How often do you use your boat? If you are regularly using your boat, the engines will be charging the boat batteries and there isn’t such a big need to use a battery charger.
Most engine gauges indicate the voltage output of your battery and whether it is charging or not.
You can also check to see if the engine is charging the battery by putting your meter on it while the engine runs.
When you do check, you should see somewhere around 14 volts with the engine running. (Sometimes slightly more or less depending on engine RPM’s as well as the age of the engine).
If you advance the throttle just a bit, you should see the voltage steadily climb a little bit towards 14 volts.
To learn all about Outboard Alternators Outboard Charging Systems, read that article that we wrote about them.
What you DON’T want to see is 15 or 12 volts. This means your engine is either overcharging or not charging at all!
Either of these cases will wear out the battery and shorten its lifespan.
Marine Battery Life
By now we’ve covered cleanliness and other battery information. But it’s also important to break down critical information regarding battery terminals.
When it comes to battery terminals, loose or dirty connections can wear out your battery! Along with parts of the engine starting system due to it not receiving the right amount of amperage.
Think of this scenario like breathing through a straw. Yes, you can do it (for a short period of time that is). But if you do it for too long (and with a small enough straw).
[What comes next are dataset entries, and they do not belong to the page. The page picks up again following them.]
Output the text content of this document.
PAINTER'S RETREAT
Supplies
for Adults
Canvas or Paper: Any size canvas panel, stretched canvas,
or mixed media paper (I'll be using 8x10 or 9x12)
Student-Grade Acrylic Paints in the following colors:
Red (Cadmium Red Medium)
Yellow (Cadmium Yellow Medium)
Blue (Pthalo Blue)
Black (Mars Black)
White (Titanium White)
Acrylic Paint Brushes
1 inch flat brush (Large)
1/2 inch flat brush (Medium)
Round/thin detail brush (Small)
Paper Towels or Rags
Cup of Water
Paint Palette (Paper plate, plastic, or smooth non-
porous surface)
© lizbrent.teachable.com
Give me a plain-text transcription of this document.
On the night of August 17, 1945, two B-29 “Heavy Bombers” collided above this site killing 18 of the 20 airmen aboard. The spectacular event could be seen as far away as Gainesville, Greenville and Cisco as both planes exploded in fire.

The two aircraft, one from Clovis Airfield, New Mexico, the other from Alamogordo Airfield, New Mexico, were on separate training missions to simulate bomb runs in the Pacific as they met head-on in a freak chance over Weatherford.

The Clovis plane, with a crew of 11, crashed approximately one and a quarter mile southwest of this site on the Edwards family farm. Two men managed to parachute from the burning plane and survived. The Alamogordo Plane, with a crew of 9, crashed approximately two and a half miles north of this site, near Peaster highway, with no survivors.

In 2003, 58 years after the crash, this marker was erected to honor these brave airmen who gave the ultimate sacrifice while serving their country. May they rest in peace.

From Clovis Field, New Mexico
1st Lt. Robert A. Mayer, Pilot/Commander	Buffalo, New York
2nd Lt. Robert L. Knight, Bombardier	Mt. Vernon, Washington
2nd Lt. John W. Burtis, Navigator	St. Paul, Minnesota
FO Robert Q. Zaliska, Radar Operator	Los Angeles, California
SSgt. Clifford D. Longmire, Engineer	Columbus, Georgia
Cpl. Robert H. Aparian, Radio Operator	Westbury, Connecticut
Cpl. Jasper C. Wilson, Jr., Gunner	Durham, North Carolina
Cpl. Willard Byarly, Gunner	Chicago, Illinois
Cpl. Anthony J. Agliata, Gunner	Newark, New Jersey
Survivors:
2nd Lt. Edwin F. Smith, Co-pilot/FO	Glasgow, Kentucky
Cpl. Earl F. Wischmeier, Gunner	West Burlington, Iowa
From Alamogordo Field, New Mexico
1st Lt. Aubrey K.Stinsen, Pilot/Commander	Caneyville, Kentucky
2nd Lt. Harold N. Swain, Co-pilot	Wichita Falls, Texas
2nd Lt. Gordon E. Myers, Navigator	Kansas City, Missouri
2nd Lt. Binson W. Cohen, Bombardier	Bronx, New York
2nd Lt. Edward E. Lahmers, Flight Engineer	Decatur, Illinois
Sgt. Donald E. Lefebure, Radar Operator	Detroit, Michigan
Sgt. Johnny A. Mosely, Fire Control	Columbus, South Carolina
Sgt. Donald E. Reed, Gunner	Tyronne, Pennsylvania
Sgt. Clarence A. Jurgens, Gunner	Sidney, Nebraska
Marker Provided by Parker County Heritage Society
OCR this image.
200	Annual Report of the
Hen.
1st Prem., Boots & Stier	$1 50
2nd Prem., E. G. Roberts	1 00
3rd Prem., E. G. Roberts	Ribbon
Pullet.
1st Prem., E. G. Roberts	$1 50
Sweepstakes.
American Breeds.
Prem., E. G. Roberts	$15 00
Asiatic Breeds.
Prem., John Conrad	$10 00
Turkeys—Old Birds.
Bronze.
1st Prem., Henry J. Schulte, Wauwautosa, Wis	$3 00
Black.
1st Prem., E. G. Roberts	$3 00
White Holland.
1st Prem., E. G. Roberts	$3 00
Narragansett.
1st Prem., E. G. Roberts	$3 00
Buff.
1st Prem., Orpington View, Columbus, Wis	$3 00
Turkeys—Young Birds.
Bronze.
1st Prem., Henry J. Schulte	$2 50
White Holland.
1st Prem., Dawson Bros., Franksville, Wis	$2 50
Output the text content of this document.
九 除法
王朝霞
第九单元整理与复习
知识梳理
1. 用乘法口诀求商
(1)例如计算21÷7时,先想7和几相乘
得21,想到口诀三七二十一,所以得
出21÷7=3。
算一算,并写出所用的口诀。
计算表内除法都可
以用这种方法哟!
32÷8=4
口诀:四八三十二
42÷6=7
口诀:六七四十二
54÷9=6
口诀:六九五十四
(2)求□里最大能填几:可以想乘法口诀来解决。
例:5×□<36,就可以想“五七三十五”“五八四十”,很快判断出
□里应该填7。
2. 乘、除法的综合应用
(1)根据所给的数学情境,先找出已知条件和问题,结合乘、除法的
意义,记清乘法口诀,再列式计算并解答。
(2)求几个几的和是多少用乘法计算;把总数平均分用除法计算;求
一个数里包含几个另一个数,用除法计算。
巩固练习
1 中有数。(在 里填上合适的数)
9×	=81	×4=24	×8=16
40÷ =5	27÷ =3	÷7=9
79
You will eventually pass out! With your engine parts, on the other hand, they will eventually just die out, costing you lots of money.
This is why we recommend using something like a CRC battery terminal protectant to help keep the connections free from dirt and corrosion.
Whenever you first start the boat, you can start it using either battery or both. You can even start it twice, checking both batteries one at a time. To make sure they can start the boat individually.
Once the engine is running. Simply turn the switch to the “both” or combined position while being careful not to turn it to the off position while the engine is running.